What is the typical fatigue failure mechanism in carbon/epoxy composites?

• A. Matrix cracking and fiber-matrix debonding, with fiber breakage at high loads; delamination under impact or high-cycle fatigue.
• B. Pure fiber fracture at all load levels.
• C. Delamination only, with no matrix damage.
• D. Plastic yielding of the resin matrix.

Answer: (A)

Under fatigue, carbon/epoxy composites don’t fail by one simple mechanism. The typical failure involves a combination of damage modes that interact and evolve with cycles: cracks form in the resin-rich matrix, the fiber–matrix interface can debond, and fibers may fail when the load is high enough. As damage grows, delamination between plies becomes more likely, especially after an impact or during long high‑cycle fatigue, which separates the layers and accelerates strength loss.

The reason this is the best description is that epoxy resins are relatively brittle and carry load mainly through the fibers, but the load transfer between fibers and matrix is governed by the fiber–matrix bond. Matrix cracking and fiber–matrix debonding initiate early in fatigue, reducing stiffness and localizing stresses. Once debonding starts, it undermines the efficiency of load transfer, and fibers experience higher local stresses, potentially leading to fiber breakage at higher loads. Delamination between plies then propagates with subsequent cycles, causing further stiffness degradation and eventual failure.
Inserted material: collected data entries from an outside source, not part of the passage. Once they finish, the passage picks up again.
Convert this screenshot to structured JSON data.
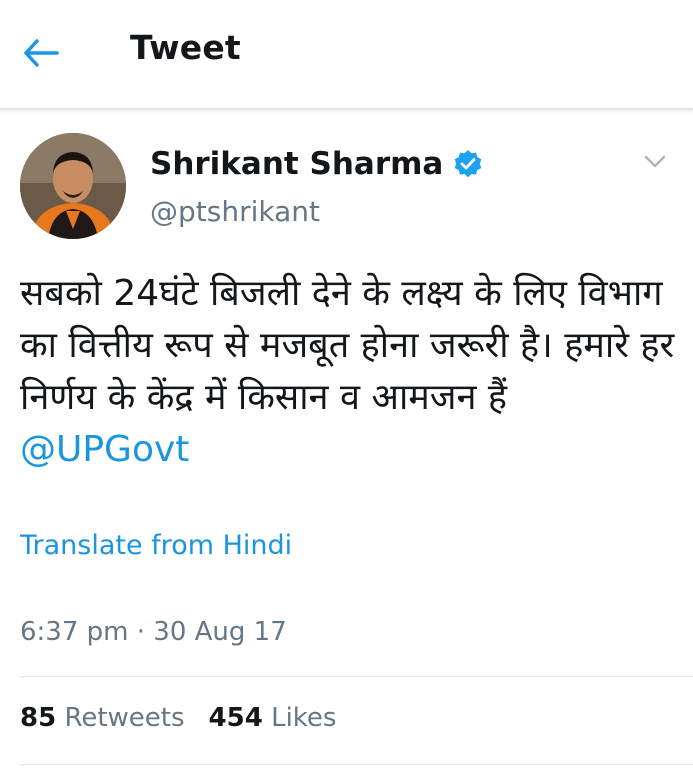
{
  "header": {
    "title": "Tweet",
    "back_icon": "back-arrow-icon"
  },
  "tweet": {
    "author_name": "Shrikant Sharma",
    "author_handle": "@ptshrikant",
    "verified": true,
    "text": "सबको 24घंटे बिजली देने के लक्ष्य के लिए विभाग का वित्तीय रूप से मजबूत होना जरूरी है। हमारे हर निर्णय के केंद्र में किसान व आमजन हैं ",
    "mention": "@UPGovt",
    "translate_label": "Translate from Hindi",
    "timestamp": "6:37 pm · 30 Aug 17",
    "retweets_count": "85",
    "retweets_label": "Retweets",
    "likes_count": "454",
    "likes_label": "Likes"
  },
  "colors": {
    "accent": "#1b95e0",
    "text": "#14171a",
    "secondary": "#657786",
    "divider": "#e1e8ed"
  }
}
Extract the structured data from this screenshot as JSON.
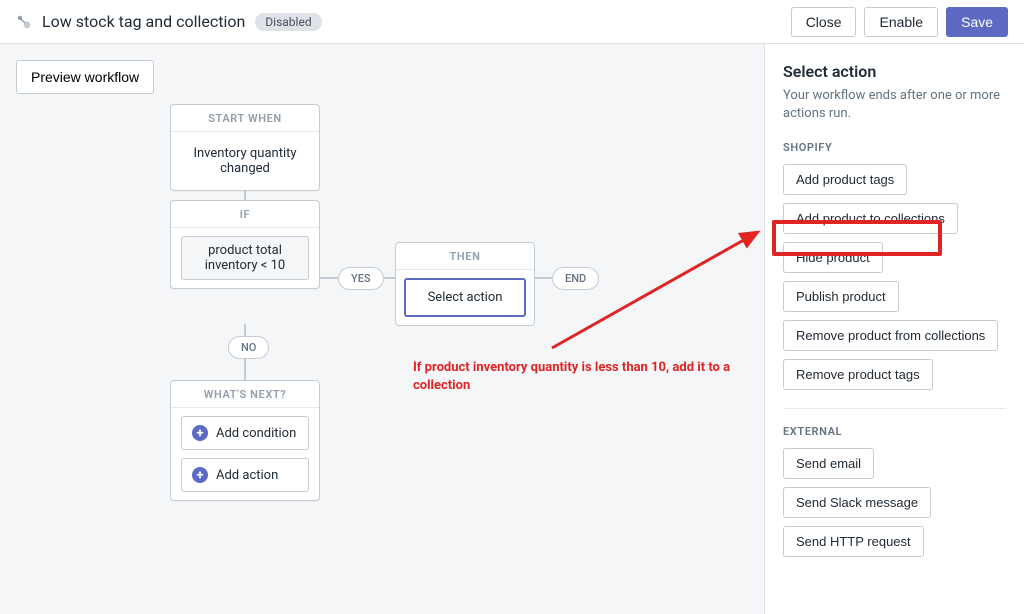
{
  "header": {
    "title": "Low stock tag and collection",
    "status": "Disabled",
    "close": "Close",
    "enable": "Enable",
    "save": "Save"
  },
  "canvas": {
    "preview": "Preview workflow",
    "start_header": "START WHEN",
    "start_text": "Inventory quantity changed",
    "if_header": "IF",
    "if_condition": "product total inventory < 10",
    "yes": "YES",
    "no": "NO",
    "then_header": "THEN",
    "then_action": "Select action",
    "end": "END",
    "next_header": "WHAT'S NEXT?",
    "add_condition": "Add condition",
    "add_action": "Add action",
    "annotation": "If product inventory quantity is less than 10, add it to a collection"
  },
  "panel": {
    "title": "Select action",
    "subtitle": "Your workflow ends after one or more actions run.",
    "shopify_label": "SHOPIFY",
    "shopify_actions": {
      "0": "Add product tags",
      "1": "Add product to collections",
      "2": "Hide product",
      "3": "Publish product",
      "4": "Remove product from collections",
      "5": "Remove product tags"
    },
    "external_label": "EXTERNAL",
    "external_actions": {
      "0": "Send email",
      "1": "Send Slack message",
      "2": "Send HTTP request"
    }
  }
}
Other scenarios don’t capture the real fatigue behavior: purely fiber fracture at all load levels is not typical because the matrix and interfaces play crucial roles in damage initiation and growth; delamination alone would ignore the matrix cracking and fiber debonding that usually precede it; resin yielding is not a common fatigue mechanism in these glassy epoxy matrices, which are largely elastic and brittle under fatigue.